“I could make Farmer Green run,” he remarked, “if only he would fight fairly. But he won’t. He fights with a stick.”
“Sho!” Mistah Mule exclaimed. “Do he?” And then Mistah Mule hung his head in thought. Soon he raised it again, however. And to Turkey Proudfoot he began to say something in a low voice. Whatever it was, Turkey Proudfoot did not seem to think well of it. He kept gobbling protests and crying, “No! No! No!”
But in the end Mistah Mule won him over. For Turkey Proudfoot agreed to do what Mistah Mule suggested.
“Good!” Mistah Mule brayed. “Do just as I tells you and you’ll make him run sure.”

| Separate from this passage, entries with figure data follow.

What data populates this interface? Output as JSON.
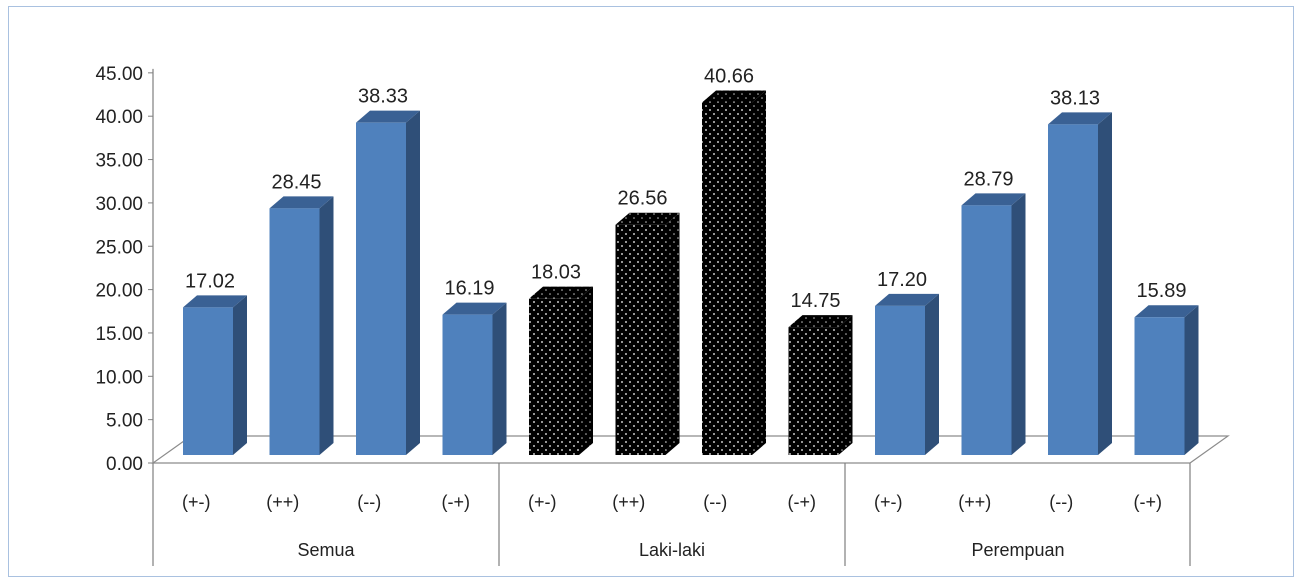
{
  "chart_data": {
    "type": "bar",
    "style": "3d-clustered-column",
    "ylim": [
      0,
      45
    ],
    "y_ticks": [
      "0.00",
      "5.00",
      "10.00",
      "15.00",
      "20.00",
      "25.00",
      "30.00",
      "35.00",
      "40.00",
      "45.00"
    ],
    "groups": [
      {
        "name": "Semua",
        "pattern": "solid",
        "categories": [
          "(+-)",
          "(++)",
          "(--)",
          "(-+)"
        ],
        "values": [
          17.02,
          28.45,
          38.33,
          16.19
        ],
        "labels": [
          "17.02",
          "28.45",
          "38.33",
          "16.19"
        ]
      },
      {
        "name": "Laki-laki",
        "pattern": "dotted-black",
        "categories": [
          "(+-)",
          "(++)",
          "(--)",
          "(-+)"
        ],
        "values": [
          18.03,
          26.56,
          40.66,
          14.75
        ],
        "labels": [
          "18.03",
          "26.56",
          "40.66",
          "14.75"
        ]
      },
      {
        "name": "Perempuan",
        "pattern": "solid",
        "categories": [
          "(+-)",
          "(++)",
          "(--)",
          "(-+)"
        ],
        "values": [
          17.2,
          28.79,
          38.13,
          15.89
        ],
        "labels": [
          "17.20",
          "28.79",
          "38.13",
          "15.89"
        ]
      }
    ],
    "colors": {
      "bar_front": "#4f81bd",
      "bar_side": "#2f4f78",
      "bar_top": "#3a6194",
      "pattern_bg": "#000000",
      "pattern_dot": "#ffffff",
      "axis": "#7f7f7f",
      "floor": "#8c8c8c"
    },
    "grid": false,
    "legend": "none"
  }
}
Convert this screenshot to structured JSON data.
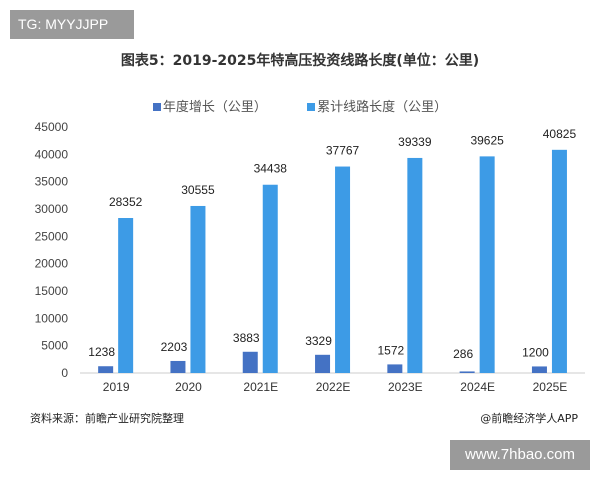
{
  "watermark_top": "TG: MYYJJPP",
  "watermark_bottom": "www.7hbao.com",
  "source": "资料来源：前瞻产业研究院整理",
  "credit": "@前瞻经济学人APP",
  "chart_data": {
    "type": "bar",
    "title": "图表5：2019-2025年特高压投资线路长度(单位：公里)",
    "categories": [
      "2019",
      "2020",
      "2021E",
      "2022E",
      "2023E",
      "2024E",
      "2025E"
    ],
    "series": [
      {
        "name": "年度增长（公里）",
        "color": "#4472c4",
        "values": [
          1238,
          2203,
          3883,
          3329,
          1572,
          286,
          1200
        ]
      },
      {
        "name": "累计线路长度（公里）",
        "color": "#3d9be6",
        "values": [
          28352,
          30555,
          34438,
          37767,
          39339,
          39625,
          40825
        ]
      }
    ],
    "ylim": [
      0,
      45000
    ],
    "yticks": [
      "0",
      "5000",
      "10000",
      "15000",
      "20000",
      "25000",
      "30000",
      "35000",
      "40000",
      "45000"
    ],
    "grid": false,
    "legend": "top"
  }
}
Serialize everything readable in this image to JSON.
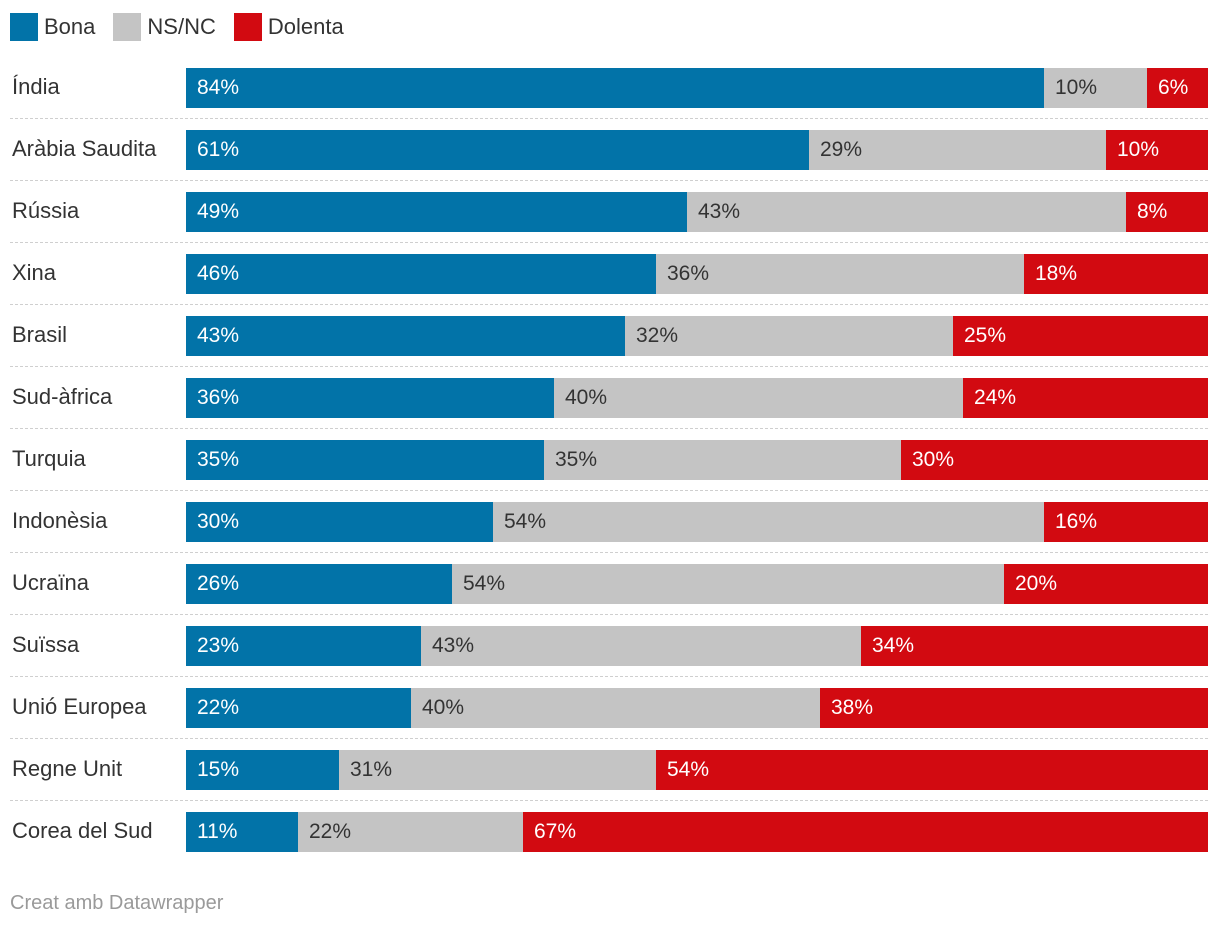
{
  "chart_data": {
    "type": "bar",
    "orientation": "horizontal",
    "stacked": true,
    "normalized": true,
    "categories": [
      "Índia",
      "Aràbia Saudita",
      "Rússia",
      "Xina",
      "Brasil",
      "Sud-àfrica",
      "Turquia",
      "Indonèsia",
      "Ucraïna",
      "Suïssa",
      "Unió Europea",
      "Regne Unit",
      "Corea del Sud"
    ],
    "series": [
      {
        "name": "Bona",
        "color": "#0273a8",
        "text": "dark",
        "values": [
          84,
          61,
          49,
          46,
          43,
          36,
          35,
          30,
          26,
          23,
          22,
          15,
          11
        ]
      },
      {
        "name": "NS/NC",
        "color": "#c4c4c4",
        "text": "light",
        "values": [
          10,
          29,
          43,
          36,
          32,
          40,
          35,
          54,
          54,
          43,
          40,
          31,
          22
        ]
      },
      {
        "name": "Dolenta",
        "color": "#d20a11",
        "text": "dark",
        "values": [
          6,
          10,
          8,
          18,
          25,
          24,
          30,
          16,
          20,
          34,
          38,
          54,
          67
        ]
      }
    ],
    "value_suffix": "%",
    "legend_position": "top-left"
  },
  "footer": {
    "credit": "Creat amb Datawrapper"
  }
}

Then Turkey Proudfoot gave a run and a leap and a flap of his wings, all of which carried him to the top of the fence and thence into the farmyard. He began to strut back and forth between the house and the barns, keeping a sharp eye upon the woodshed door.
In a little while Farmer Green appeared in the doorway, carrying a pail, and started to walk to the pigpens.
Turkey Proudfoot gave a loud gobble and rushed at him. There was no stick anywhere in sight which Farmer Green could snatch up. Turkey Proudfoot had made sure of that.
“Go ’way, you old gobbler!” Farmer Green shouted.
But Turkey Proudfoot came on and on.
Farmer Green was carrying something in his pail. It was sour milk for the pigs. And when Turkey Proudfoot was almost upon him, Farmer Green showered the sour milk all over him.